Richard Crocker’s Introduction to Gregorian Chant

February 27, 2009

A brief excerpt from Richard Crocker’s Introduction to Gregorian Chant (Yale University Press, 2000)

Pp. 62-63

“In terms of broad genres, the Mass Propers can be described not as epic or dramatic, but rather as lyric.  The melody presents short involuted turns of phrase that cluster around a central theme sometimes so vague as to be merely implied.  The order of presentation is not significant, being arranged so as to furnish variety and avoid obvious repetition.  This kind of arrangement is meditative in that it invites contemplation of various aspects of a subject without the pressure of following a closely argued discourse or of arriving at a conclusion or at a lofty vantage point – such as we experience in a Beethoven symphony.
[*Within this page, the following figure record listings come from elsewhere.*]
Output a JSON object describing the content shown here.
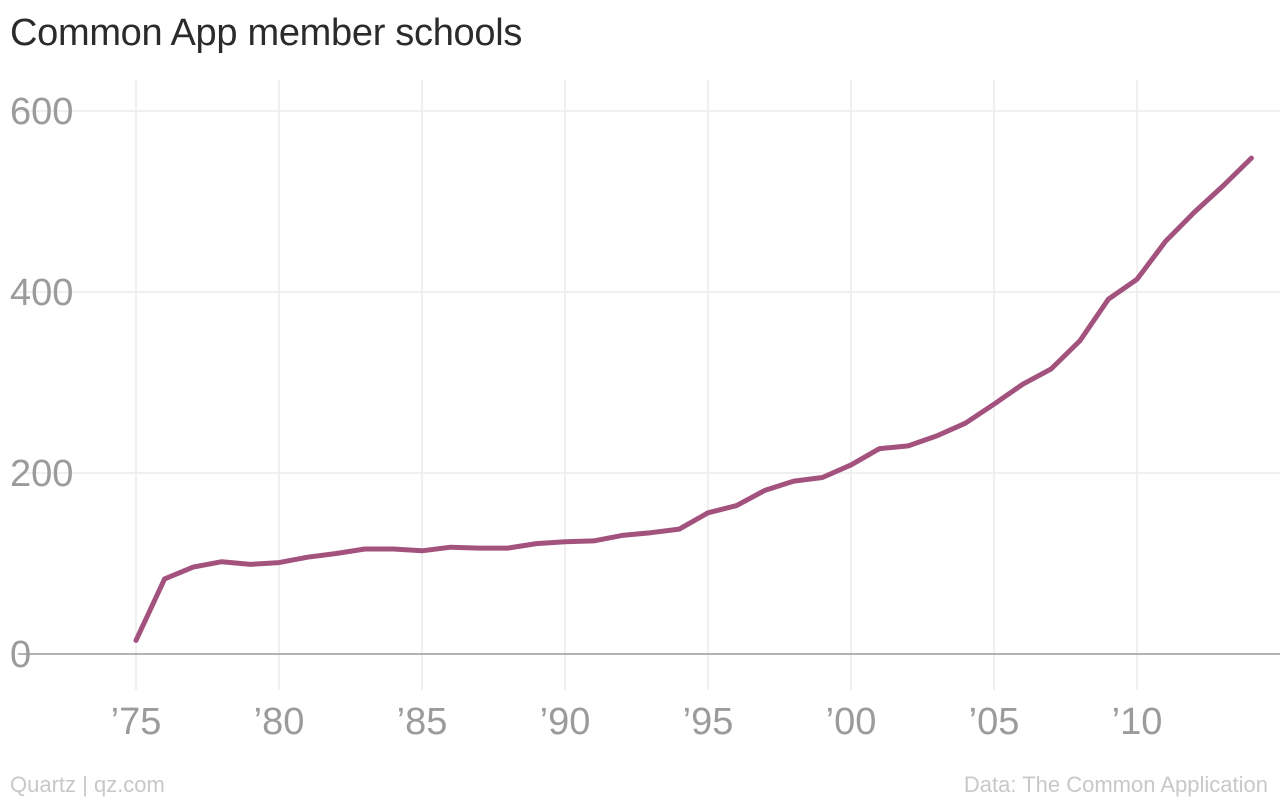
{
  "chart_data": {
    "type": "line",
    "title": "Common App member schools",
    "xlabel": "",
    "ylabel": "",
    "xlim": [
      1972,
      2016
    ],
    "ylim": [
      0,
      600
    ],
    "grid": true,
    "legend": "none",
    "x_ticks": [
      1975,
      1980,
      1985,
      1990,
      1995,
      2000,
      2005,
      2010
    ],
    "x_tick_labels": [
      "’75",
      "’80",
      "’85",
      "’90",
      "’95",
      "’00",
      "’05",
      "’10"
    ],
    "y_ticks": [
      0,
      200,
      400,
      600
    ],
    "y_tick_labels": [
      "0",
      "200",
      "400",
      "600"
    ],
    "series": [
      {
        "color": "#a3527e",
        "x": [
          1975,
          1976,
          1977,
          1978,
          1979,
          1980,
          1981,
          1982,
          1983,
          1984,
          1985,
          1986,
          1987,
          1988,
          1989,
          1990,
          1991,
          1992,
          1993,
          1994,
          1995,
          1996,
          1997,
          1998,
          1999,
          2000,
          2001,
          2002,
          2003,
          2004,
          2005,
          2006,
          2007,
          2008,
          2009,
          2010,
          2011,
          2012,
          2013,
          2014
        ],
        "values": [
          15,
          83,
          96,
          102,
          99,
          101,
          107,
          111,
          116,
          116,
          114,
          118,
          117,
          117,
          122,
          124,
          125,
          131,
          134,
          138,
          156,
          164,
          181,
          191,
          195,
          209,
          227,
          230,
          241,
          255,
          276,
          298,
          315,
          346,
          392,
          414,
          456,
          488,
          517,
          548
        ]
      }
    ]
  },
  "footer": {
    "source_left": "Quartz | qz.com",
    "source_right": "Data: The Common Application"
  },
  "colors": {
    "line": "#a3527e",
    "grid": "#ececec",
    "zero_axis": "#9a9a9a",
    "tick_label": "#9b9b9b",
    "title": "#2b2b2b",
    "footer": "#c8c8c8"
  }
}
“In Gregorian chant I hear a succession of short melodic phrases (each about the length of a word or syllable); the succession itself I can only describe as lyric fantasy.  Each phrase moves a little differently, or in a different direction; even though by itself each phrase makes a simple, easily understood melodic move, the succession from one to the next is unexpected, giving a sense of fantasy to the whole.

 

“I find this non-narrative, non-dramatic quality throughout the repertory of Gregorian Mass Propers, exceptions being so infrequent as to be famous among chant singers. There is one instance of a long sustained ascent exceeding an octave, arriving at a climax that is foreseeable in the approach and satisfying in its completion (this is the Offertory Iubilate Deo universa terra).  There is a descent, even longer, through an octave and a half in the Gradual Ecce quam bonum, although in that case the descent is so leisurely, backtracking with so many involute turns, that the overall trend may be perceptible only when the piece is complete.  And in Ecce quam bonum the long descent accompanies words that describe the cup of fine oil that overflows and runs down the beard of Aaron – an instance of word-painting unusual in Gregorian chant.

 

“In most melismatic pieces, however, there is no such sustained preparation for ascents or descents; usual procedures include, instead, circling around a central pitch in a complex way, or making relatively unprepared moves to the top or the bottom of the pitch set in such a way as to suggest that movement anywhere in the set is possible at any time.  Melismatic chants do not conform to a simple model such as an arch; there are plenty of melodic high points, but they are not consistently located in the centre of a phrase, that is, preceded by an ascent and followed by a descent.”

 

[…]

 

“There is so much to hear – melismatic chant is so complex in its movements! The avoidance of repetition at the lowest level, from one pitch to the next, is absolutely persistent; the sense of difference is continual.  After forty years I am still learning to recognize the subtle ways in which the seemingly endless twists and turns of Gregorian chant deftly define a musical shape, a musical meaning.”